La transmission ne signifie cependant pas un abandon complet de l’entreprise pour Paul Lhotellier. Ce dernier quittera le directoire, pour prendre la présidence du comité de surveillance. Lui reviendra un rôle d’assistance du président exécutif et du directoire, pour s’assurer que les projets de l’entreprise restent dans le cadre de sa raison d’être. La raison d’être est en effet un des chantiers menés par Paul Lhotellier au cours de son mandat, en 2019. Elle repose sur quatre piliers : placer l’humain au cœur de la raison d’être de l’entreprise ; être l’entreprise experte et engagée de référence ; participer avec enthousiasme au développement de nos territoires ; assurer, pour au moins encore cent ans, la vie de l’entreprise.
Le fils aîné Lhotellier va prendre la présidence
Mattéo, le fils aîné de Paul Lhotellier, est appelé à prendre la suite de son mandat. Le jeune ingénieur de 29 ans travaille dans l’entreprise depuis deux ans, comme conducteur de travaux dans la démolition et le désamiantage. "Il est dans le dur.

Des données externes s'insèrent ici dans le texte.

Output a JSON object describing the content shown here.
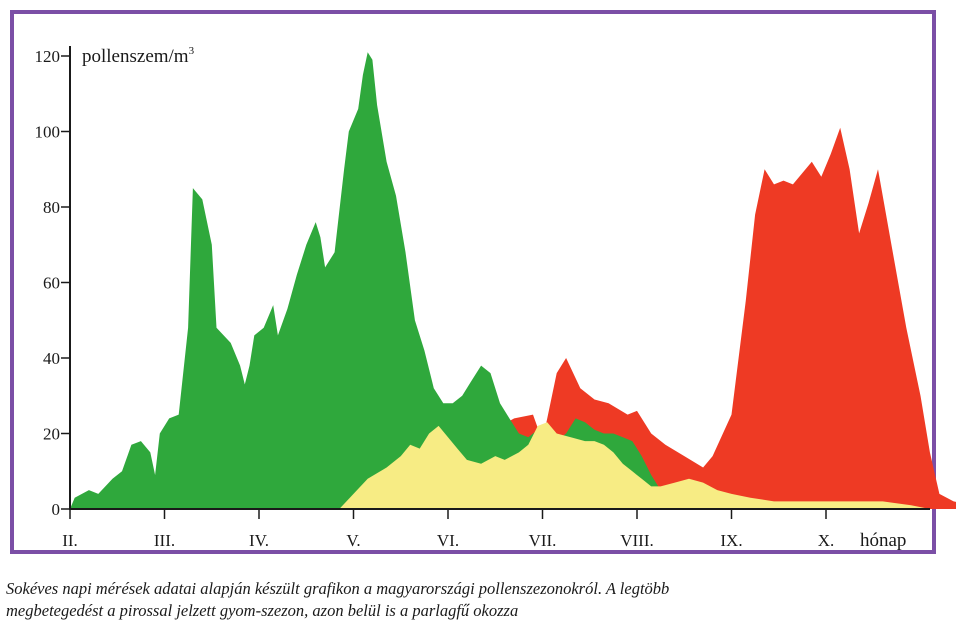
{
  "chart_data": {
    "type": "area",
    "title": "",
    "ylabel": "pollenszem/m",
    "ylabel_superscript": "3",
    "xlabel": "hónap",
    "ylim": [
      0,
      120
    ],
    "yticks": [
      "0",
      "20",
      "40",
      "60",
      "80",
      "100",
      "120"
    ],
    "xlim": [
      0,
      9.5
    ],
    "month_labels": [
      "II.",
      "III.",
      "IV.",
      "V.",
      "VI.",
      "VII.",
      "VIII.",
      "IX.",
      "X."
    ],
    "grid": false,
    "legend": "none",
    "series": [
      {
        "key": "weed_red",
        "color": "#ee3a24",
        "points": [
          [
            3.95,
            0
          ],
          [
            4.1,
            12
          ],
          [
            4.4,
            20
          ],
          [
            4.7,
            24
          ],
          [
            4.9,
            25
          ],
          [
            5.0,
            18
          ],
          [
            5.15,
            36
          ],
          [
            5.25,
            40
          ],
          [
            5.4,
            32
          ],
          [
            5.55,
            29
          ],
          [
            5.7,
            28
          ],
          [
            5.9,
            25
          ],
          [
            6.0,
            26
          ],
          [
            6.15,
            20
          ],
          [
            6.3,
            17
          ],
          [
            6.5,
            14
          ],
          [
            6.7,
            11
          ],
          [
            6.8,
            14
          ],
          [
            7.0,
            25
          ],
          [
            7.15,
            55
          ],
          [
            7.25,
            78
          ],
          [
            7.35,
            90
          ],
          [
            7.45,
            86
          ],
          [
            7.55,
            87
          ],
          [
            7.65,
            86
          ],
          [
            7.75,
            89
          ],
          [
            7.85,
            92
          ],
          [
            7.95,
            88
          ],
          [
            8.05,
            94
          ],
          [
            8.15,
            101
          ],
          [
            8.25,
            90
          ],
          [
            8.35,
            73
          ],
          [
            8.45,
            81
          ],
          [
            8.55,
            90
          ],
          [
            8.7,
            69
          ],
          [
            8.85,
            48
          ],
          [
            9.0,
            30
          ],
          [
            9.1,
            15
          ],
          [
            9.2,
            4
          ],
          [
            9.35,
            2
          ],
          [
            9.55,
            1
          ],
          [
            9.7,
            2
          ],
          [
            9.85,
            0
          ]
        ]
      },
      {
        "key": "tree_green",
        "color": "#2fa83c",
        "points": [
          [
            0,
            0
          ],
          [
            0.05,
            3
          ],
          [
            0.2,
            5
          ],
          [
            0.3,
            4
          ],
          [
            0.45,
            8
          ],
          [
            0.55,
            10
          ],
          [
            0.65,
            17
          ],
          [
            0.75,
            18
          ],
          [
            0.85,
            15
          ],
          [
            0.9,
            9
          ],
          [
            0.95,
            20
          ],
          [
            1.05,
            24
          ],
          [
            1.15,
            25
          ],
          [
            1.25,
            48
          ],
          [
            1.3,
            85
          ],
          [
            1.4,
            82
          ],
          [
            1.5,
            70
          ],
          [
            1.55,
            48
          ],
          [
            1.7,
            44
          ],
          [
            1.8,
            38
          ],
          [
            1.85,
            33
          ],
          [
            1.9,
            38
          ],
          [
            1.95,
            46
          ],
          [
            2.05,
            48
          ],
          [
            2.15,
            54
          ],
          [
            2.2,
            46
          ],
          [
            2.3,
            53
          ],
          [
            2.4,
            62
          ],
          [
            2.5,
            70
          ],
          [
            2.6,
            76
          ],
          [
            2.65,
            72
          ],
          [
            2.7,
            64
          ],
          [
            2.8,
            68
          ],
          [
            2.9,
            90
          ],
          [
            2.95,
            100
          ],
          [
            3.05,
            106
          ],
          [
            3.1,
            115
          ],
          [
            3.15,
            121
          ],
          [
            3.2,
            119
          ],
          [
            3.25,
            107
          ],
          [
            3.35,
            92
          ],
          [
            3.45,
            83
          ],
          [
            3.55,
            68
          ],
          [
            3.65,
            50
          ],
          [
            3.75,
            42
          ],
          [
            3.85,
            32
          ],
          [
            3.95,
            28
          ],
          [
            4.05,
            28
          ],
          [
            4.15,
            30
          ],
          [
            4.25,
            34
          ],
          [
            4.35,
            38
          ],
          [
            4.45,
            36
          ],
          [
            4.55,
            28
          ],
          [
            4.65,
            24
          ],
          [
            4.75,
            20
          ],
          [
            4.85,
            19
          ],
          [
            4.95,
            21
          ],
          [
            5.05,
            18
          ],
          [
            5.15,
            18
          ],
          [
            5.25,
            20
          ],
          [
            5.35,
            24
          ],
          [
            5.45,
            23
          ],
          [
            5.55,
            21
          ],
          [
            5.65,
            20
          ],
          [
            5.75,
            20
          ],
          [
            5.85,
            19
          ],
          [
            5.95,
            18
          ],
          [
            6.05,
            14
          ],
          [
            6.15,
            9
          ],
          [
            6.25,
            5
          ],
          [
            6.35,
            4
          ],
          [
            6.5,
            4
          ],
          [
            6.7,
            5
          ]
        ]
      },
      {
        "key": "grass_yellow",
        "color": "#f7ec84",
        "points": [
          [
            2.85,
            0
          ],
          [
            3.0,
            4
          ],
          [
            3.15,
            8
          ],
          [
            3.35,
            11
          ],
          [
            3.5,
            14
          ],
          [
            3.6,
            17
          ],
          [
            3.7,
            16
          ],
          [
            3.8,
            20
          ],
          [
            3.9,
            22
          ],
          [
            4.0,
            19
          ],
          [
            4.1,
            16
          ],
          [
            4.2,
            13
          ],
          [
            4.35,
            12
          ],
          [
            4.5,
            14
          ],
          [
            4.6,
            13
          ],
          [
            4.75,
            15
          ],
          [
            4.85,
            17
          ],
          [
            4.95,
            22
          ],
          [
            5.05,
            23
          ],
          [
            5.15,
            20
          ],
          [
            5.3,
            19
          ],
          [
            5.45,
            18
          ],
          [
            5.55,
            18
          ],
          [
            5.65,
            17
          ],
          [
            5.75,
            15
          ],
          [
            5.85,
            12
          ],
          [
            5.95,
            10
          ],
          [
            6.05,
            8
          ],
          [
            6.15,
            6
          ],
          [
            6.25,
            6
          ],
          [
            6.4,
            7
          ],
          [
            6.55,
            8
          ],
          [
            6.7,
            7
          ],
          [
            6.85,
            5
          ],
          [
            7.0,
            4
          ],
          [
            7.2,
            3
          ],
          [
            7.45,
            2
          ],
          [
            7.7,
            2
          ],
          [
            8.0,
            2
          ],
          [
            8.3,
            2
          ],
          [
            8.6,
            2
          ],
          [
            8.9,
            1
          ],
          [
            9.1,
            0
          ]
        ]
      }
    ]
  },
  "caption": {
    "line1": "Sokéves napi mérések adatai alapján készült grafikon a magyarországi pollenszezonokról. A legtöbb",
    "line2": "megbetegedést a pirossal jelzett gyom-szezon, azon belül is a parlagfű okozza"
  }
}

Il apprend les règles du métier, il apprend à résoudre des problèmes, à faire des factures", explique son père. Davantage "exécutant" pour le moment, il va peu à peu basculer dans l’exécutif, "en étant cornaqué par le directeur général et le secrétaire général du groupe", précise Paul Lhotellier. Un appui précieux, Jean-Philippe Lemesle, le directeur général, et Sébastien Sacavin, le secrétaire général, étant dans le groupe Lhotellier depuis plus de dix ans. Ces derniers travaillent actuellement avec Paul Lhotellier sur le plan "excellence 2030", qui détermine la stratégie du groupe pour les cinq prochaines années.
"En France, on a souvent l’impression que l’entreprise dépend de l’intelligence d’une seule personne"

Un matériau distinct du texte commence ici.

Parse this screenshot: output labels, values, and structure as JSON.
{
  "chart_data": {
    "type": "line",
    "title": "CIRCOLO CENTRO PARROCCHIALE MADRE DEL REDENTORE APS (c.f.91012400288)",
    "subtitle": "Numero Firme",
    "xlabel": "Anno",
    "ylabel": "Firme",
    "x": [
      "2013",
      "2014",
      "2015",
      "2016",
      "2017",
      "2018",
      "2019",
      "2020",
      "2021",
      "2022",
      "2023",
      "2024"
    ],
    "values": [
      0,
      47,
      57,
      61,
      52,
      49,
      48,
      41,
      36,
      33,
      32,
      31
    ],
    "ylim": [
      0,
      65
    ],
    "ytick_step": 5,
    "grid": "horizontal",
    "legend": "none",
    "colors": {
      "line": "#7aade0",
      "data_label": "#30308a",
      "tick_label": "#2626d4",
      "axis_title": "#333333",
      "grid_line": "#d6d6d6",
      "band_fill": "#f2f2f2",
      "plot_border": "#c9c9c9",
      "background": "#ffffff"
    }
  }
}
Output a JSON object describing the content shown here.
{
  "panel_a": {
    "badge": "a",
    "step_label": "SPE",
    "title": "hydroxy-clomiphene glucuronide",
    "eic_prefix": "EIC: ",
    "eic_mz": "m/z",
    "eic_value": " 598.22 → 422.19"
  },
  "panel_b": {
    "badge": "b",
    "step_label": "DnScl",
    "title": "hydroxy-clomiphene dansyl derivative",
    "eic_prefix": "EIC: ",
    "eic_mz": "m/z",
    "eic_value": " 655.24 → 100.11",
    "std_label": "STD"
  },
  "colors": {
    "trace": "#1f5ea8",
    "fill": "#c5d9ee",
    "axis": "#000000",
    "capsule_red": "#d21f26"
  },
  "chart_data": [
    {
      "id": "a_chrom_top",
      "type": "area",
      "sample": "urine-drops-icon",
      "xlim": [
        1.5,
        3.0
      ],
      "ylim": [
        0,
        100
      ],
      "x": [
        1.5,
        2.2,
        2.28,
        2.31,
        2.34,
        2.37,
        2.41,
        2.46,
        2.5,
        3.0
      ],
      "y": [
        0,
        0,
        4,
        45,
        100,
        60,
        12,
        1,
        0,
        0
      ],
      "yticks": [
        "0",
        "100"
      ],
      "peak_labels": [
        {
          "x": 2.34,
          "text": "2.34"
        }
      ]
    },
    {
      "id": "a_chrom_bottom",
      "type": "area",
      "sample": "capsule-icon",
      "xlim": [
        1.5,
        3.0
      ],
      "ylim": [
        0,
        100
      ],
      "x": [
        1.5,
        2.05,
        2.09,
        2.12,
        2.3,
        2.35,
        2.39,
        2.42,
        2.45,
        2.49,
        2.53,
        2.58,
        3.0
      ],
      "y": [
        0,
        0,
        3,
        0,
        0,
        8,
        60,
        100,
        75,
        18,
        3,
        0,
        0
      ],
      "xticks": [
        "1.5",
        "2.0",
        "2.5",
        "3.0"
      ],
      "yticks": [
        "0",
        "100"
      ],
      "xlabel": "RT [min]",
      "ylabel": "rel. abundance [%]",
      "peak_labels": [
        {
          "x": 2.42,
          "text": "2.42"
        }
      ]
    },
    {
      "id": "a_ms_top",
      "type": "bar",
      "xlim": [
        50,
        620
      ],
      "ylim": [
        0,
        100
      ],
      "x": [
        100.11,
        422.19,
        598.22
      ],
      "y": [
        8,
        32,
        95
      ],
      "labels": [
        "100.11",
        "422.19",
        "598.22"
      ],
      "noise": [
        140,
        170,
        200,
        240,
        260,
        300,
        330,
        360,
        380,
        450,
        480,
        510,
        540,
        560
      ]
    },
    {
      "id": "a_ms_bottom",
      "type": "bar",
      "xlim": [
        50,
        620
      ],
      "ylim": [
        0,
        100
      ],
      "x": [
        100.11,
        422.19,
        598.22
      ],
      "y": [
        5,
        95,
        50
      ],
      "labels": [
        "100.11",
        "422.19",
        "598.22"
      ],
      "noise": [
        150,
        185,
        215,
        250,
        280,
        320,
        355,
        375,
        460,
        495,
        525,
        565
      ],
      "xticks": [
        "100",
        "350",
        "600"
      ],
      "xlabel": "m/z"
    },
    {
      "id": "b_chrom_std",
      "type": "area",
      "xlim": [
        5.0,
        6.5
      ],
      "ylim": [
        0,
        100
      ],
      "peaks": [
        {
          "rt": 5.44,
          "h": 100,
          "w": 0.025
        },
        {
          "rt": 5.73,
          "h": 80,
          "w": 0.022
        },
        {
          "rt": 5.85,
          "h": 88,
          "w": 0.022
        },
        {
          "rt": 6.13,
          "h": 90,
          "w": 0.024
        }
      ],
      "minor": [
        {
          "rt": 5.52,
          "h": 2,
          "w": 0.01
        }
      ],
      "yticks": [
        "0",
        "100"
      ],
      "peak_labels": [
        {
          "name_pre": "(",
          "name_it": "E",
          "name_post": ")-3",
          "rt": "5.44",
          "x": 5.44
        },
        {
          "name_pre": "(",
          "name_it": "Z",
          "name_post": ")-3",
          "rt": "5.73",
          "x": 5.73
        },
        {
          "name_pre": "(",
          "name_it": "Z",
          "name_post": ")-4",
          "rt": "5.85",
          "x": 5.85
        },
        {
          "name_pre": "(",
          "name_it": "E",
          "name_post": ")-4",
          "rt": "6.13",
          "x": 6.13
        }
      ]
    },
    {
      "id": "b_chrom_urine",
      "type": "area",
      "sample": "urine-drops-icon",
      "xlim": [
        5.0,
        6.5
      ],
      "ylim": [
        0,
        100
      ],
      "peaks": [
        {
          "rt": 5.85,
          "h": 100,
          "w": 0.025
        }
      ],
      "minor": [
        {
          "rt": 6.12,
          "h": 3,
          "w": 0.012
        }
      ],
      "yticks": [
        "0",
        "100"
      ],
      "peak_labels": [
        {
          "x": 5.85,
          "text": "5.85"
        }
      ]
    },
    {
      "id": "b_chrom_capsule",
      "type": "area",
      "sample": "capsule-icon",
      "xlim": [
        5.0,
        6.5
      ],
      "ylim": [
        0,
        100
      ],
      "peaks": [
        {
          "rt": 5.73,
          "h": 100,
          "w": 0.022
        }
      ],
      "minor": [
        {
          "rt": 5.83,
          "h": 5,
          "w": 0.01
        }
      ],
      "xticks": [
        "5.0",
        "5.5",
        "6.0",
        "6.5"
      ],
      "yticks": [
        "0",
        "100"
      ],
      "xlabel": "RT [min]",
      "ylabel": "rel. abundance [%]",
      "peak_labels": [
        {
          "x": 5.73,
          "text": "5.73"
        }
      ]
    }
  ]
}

Le rôle que Paul Lhotellier s’apprête à laisser à son fils est un rôle "de management et de représentation", pour faire rayonner l’entreprise sur le territoire, auprès des acteurs politiques, économiques, associatifs… "En France, on a souvent l’impression que l’entreprise dépend de l’intelligence d’une seule personne", juge Paul Lhotellier, critique de cette vision. "Mon entreprise est bien plus importante qu’un seul individu qui la compose. Mon travail est de faire en sorte qu’elle ne soit pas dépendante de ma seule présence", poursuit l’entrepreneur. Les deux années à venir ont donc pour objectif de réussir au mieux la passation.
Une "transmission de vie"
Les trois autres enfants de Paul Lhotellier (deux filles et un garçon), pourraient également rejoindre l’entreprise dans le futur. "Depuis qu’ils ont 10 ans, ils ont fait chaque année un stage dans le groupe. Ils sont tous les trois très imprégnés et enthousiastes à l’idée de rejoindre l’entreprise, tout en restant libre de leur choix", assure leur père. Ce dernier veut avant tout réaliser cette transmission "dans un cadre de vie".
Les précédentes successions du groupe ont en effet été marquées par des drames. La mort de l’arrière-grand-père et du grand-père de Paul Lhotellier à la suite d’accidents, alors qu’ils n’avaient que 50 ans, et le décès brutal de sa petite sœur en 1994, qui a précipité la transmission. Le dirigeant de 58 ans souhaite préparer sereinement cette nouvelle passation. Il a déjà transmis la moitié du capital de l’entreprise à ses quatre enfants, qui font également partie du comité de famille. Il s’agit du troisième organe indépendant de direction, au côté du directoire et du comité de surveillance, servant à préserver la concorde familiale. Une constante décisive, qui a permis à l’ETI de traverser les épreuves depuis 103 ans.